La Fédération protestante de France (FPF) fête ses 120 ans. Elle est née le 25 octobre 1905, en plein débat parlementaire sur la loi de Séparation de l’Église et de l’État votée quelques semaines après, le 9 décembre. En ce début de XXe siècle, le protestantisme français est divisé. Il cherche à s’unir pour porter sa voix dans la société et pour peser dans les débats publics. Aujourd’hui la FPF est toujours cette instance représentative du protestantisme pour les pouvoirs publics et le gouvernement. Dans le préambule de sa charte, adoptée en 2018, elle affirme : « Sachant que l’unité dans la diversité reconnue est un témoignage original et nécessaire dans l’Église universelle comme dans la société, nous voulons l’affermir et l’approfondir entre nous. Chaque Église, Union d’Églises et Institution souscrivant à cette Charte conserve les formulations de la foi, les expressions cultuelles, les formes de présence dans la société et les priorités du témoignage auxquelles elle est attachée. » L’unité dans la diversité.
La laïcité repose sur trois principes : liberté de conscience, séparation des institutions publiques et des instances religieuses, égalité devant la loi quelles que soient les croyances ou convictions. Elle empêche donc toute discrimination et est plus que le « libre de croire ou de ne pas croire ». Drapeaux en berne pour le pape François, port du voile par les femmes musulmanes, crèches dans les halls de mairie… Est-ce vraiment dans les polémiques qui dénonceraient des atteintes à la laïcité que se joue l’essentiel de la loi ? Est-ce que, vraiment, la pratique ou la tenue religieuse de mon voisin bouleverse mon quotidien, remet en question mes convictions ou la personne que je suis ? Le danger n’est-il pas de laisser un intégrisme religieux, philosophique ou politique imposer sa vision, forcément unique, du monde ?

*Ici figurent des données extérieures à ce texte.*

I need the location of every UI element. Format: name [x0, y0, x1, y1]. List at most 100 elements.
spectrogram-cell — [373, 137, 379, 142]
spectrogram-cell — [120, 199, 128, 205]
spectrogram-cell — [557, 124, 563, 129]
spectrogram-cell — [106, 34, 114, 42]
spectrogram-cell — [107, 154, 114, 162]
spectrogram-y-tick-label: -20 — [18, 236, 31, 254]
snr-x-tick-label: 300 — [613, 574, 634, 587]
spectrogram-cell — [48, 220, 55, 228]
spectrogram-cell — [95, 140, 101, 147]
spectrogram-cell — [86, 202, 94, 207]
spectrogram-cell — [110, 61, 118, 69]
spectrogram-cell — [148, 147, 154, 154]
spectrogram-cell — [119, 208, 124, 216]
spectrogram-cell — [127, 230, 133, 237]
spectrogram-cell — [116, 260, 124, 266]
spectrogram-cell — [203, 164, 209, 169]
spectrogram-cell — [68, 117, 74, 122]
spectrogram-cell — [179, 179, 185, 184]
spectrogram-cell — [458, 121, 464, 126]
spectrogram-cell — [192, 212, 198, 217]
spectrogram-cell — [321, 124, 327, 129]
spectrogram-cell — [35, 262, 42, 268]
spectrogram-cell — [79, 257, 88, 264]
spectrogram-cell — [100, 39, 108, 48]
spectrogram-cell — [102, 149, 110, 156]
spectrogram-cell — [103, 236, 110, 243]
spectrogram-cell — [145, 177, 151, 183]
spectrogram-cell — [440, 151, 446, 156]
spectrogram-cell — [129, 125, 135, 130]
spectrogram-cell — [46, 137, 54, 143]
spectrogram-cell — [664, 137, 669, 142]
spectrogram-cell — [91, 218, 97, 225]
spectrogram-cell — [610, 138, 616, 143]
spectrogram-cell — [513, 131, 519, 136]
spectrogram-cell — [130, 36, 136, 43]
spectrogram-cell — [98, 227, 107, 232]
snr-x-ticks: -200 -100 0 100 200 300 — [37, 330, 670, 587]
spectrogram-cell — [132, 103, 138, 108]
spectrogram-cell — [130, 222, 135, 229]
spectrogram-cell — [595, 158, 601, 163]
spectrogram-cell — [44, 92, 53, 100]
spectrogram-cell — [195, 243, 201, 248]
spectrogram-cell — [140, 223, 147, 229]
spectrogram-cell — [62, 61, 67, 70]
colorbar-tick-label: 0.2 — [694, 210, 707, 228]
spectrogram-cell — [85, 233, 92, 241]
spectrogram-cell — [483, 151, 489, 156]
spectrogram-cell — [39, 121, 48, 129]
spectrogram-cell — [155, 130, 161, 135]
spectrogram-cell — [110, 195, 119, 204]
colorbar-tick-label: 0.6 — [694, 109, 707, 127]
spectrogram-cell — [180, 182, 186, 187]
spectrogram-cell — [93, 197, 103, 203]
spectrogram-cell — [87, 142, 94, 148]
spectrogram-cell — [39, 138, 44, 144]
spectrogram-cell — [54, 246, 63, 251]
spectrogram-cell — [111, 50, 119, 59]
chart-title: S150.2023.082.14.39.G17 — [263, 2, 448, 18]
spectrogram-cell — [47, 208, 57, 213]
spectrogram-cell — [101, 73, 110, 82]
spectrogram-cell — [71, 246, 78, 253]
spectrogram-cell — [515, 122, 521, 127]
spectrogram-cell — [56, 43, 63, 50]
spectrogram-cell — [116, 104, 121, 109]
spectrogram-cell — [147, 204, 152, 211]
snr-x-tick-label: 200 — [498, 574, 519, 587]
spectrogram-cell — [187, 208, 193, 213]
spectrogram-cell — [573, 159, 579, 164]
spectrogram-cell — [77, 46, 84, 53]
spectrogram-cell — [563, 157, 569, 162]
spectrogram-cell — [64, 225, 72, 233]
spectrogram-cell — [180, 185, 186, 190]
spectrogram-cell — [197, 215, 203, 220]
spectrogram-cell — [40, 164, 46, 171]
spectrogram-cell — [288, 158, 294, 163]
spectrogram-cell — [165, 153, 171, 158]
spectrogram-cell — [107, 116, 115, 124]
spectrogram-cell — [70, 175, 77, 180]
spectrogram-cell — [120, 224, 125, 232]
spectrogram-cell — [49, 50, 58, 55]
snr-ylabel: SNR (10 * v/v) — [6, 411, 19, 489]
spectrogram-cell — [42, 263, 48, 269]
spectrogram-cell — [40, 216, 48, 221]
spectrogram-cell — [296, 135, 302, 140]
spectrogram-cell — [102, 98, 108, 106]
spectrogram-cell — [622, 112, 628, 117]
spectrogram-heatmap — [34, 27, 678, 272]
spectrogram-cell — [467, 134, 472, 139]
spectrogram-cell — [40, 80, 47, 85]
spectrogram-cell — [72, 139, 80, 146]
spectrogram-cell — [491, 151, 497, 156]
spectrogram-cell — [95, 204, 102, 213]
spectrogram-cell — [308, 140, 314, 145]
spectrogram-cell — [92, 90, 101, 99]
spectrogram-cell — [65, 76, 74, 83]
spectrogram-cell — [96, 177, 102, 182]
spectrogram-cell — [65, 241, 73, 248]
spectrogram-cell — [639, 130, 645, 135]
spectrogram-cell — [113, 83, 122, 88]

La laïcité est fragile parce qu’elle jongle avec ces différents regards portés sur la société et sur le monde. Elle est à protéger parce qu’il est question ici, certes de liberté, mais aussi de démocratie et de droits humains. Pour Jacques Stewart, président de la FPF de 1987 à 1997 : « L’avenir de la laïcité dépend de notre confiance réciproque, aux uns et aux autres, à comprendre et assumer démocratiquement les enjeux déterminants des problèmes actuels de société. La laïcité est trop souvent comprise comme le cadre de la simple coexistence de communautés culturelles diverses. Or la laïcité doit assurer bien davantage que ce respect de l’altérité et de la diversité. Elle a pour but de servir l’unité de la société. Et cette unité, comprise en termes de solidarité, se construit par le débat entre les familles d’expériences, d’histoire, de mémoire, de références philosophiques ou religieuses différentes. »*
Gwenaelle Brixius,
rédactrice en chef
* Jacques Stewart, La Grâce de croire, Desclée de Brouwer, 1998. Cité in : Histoire de la Fédération protestante de France (1905-1991), de Yves Parrend, thèse de doctorat, 2019.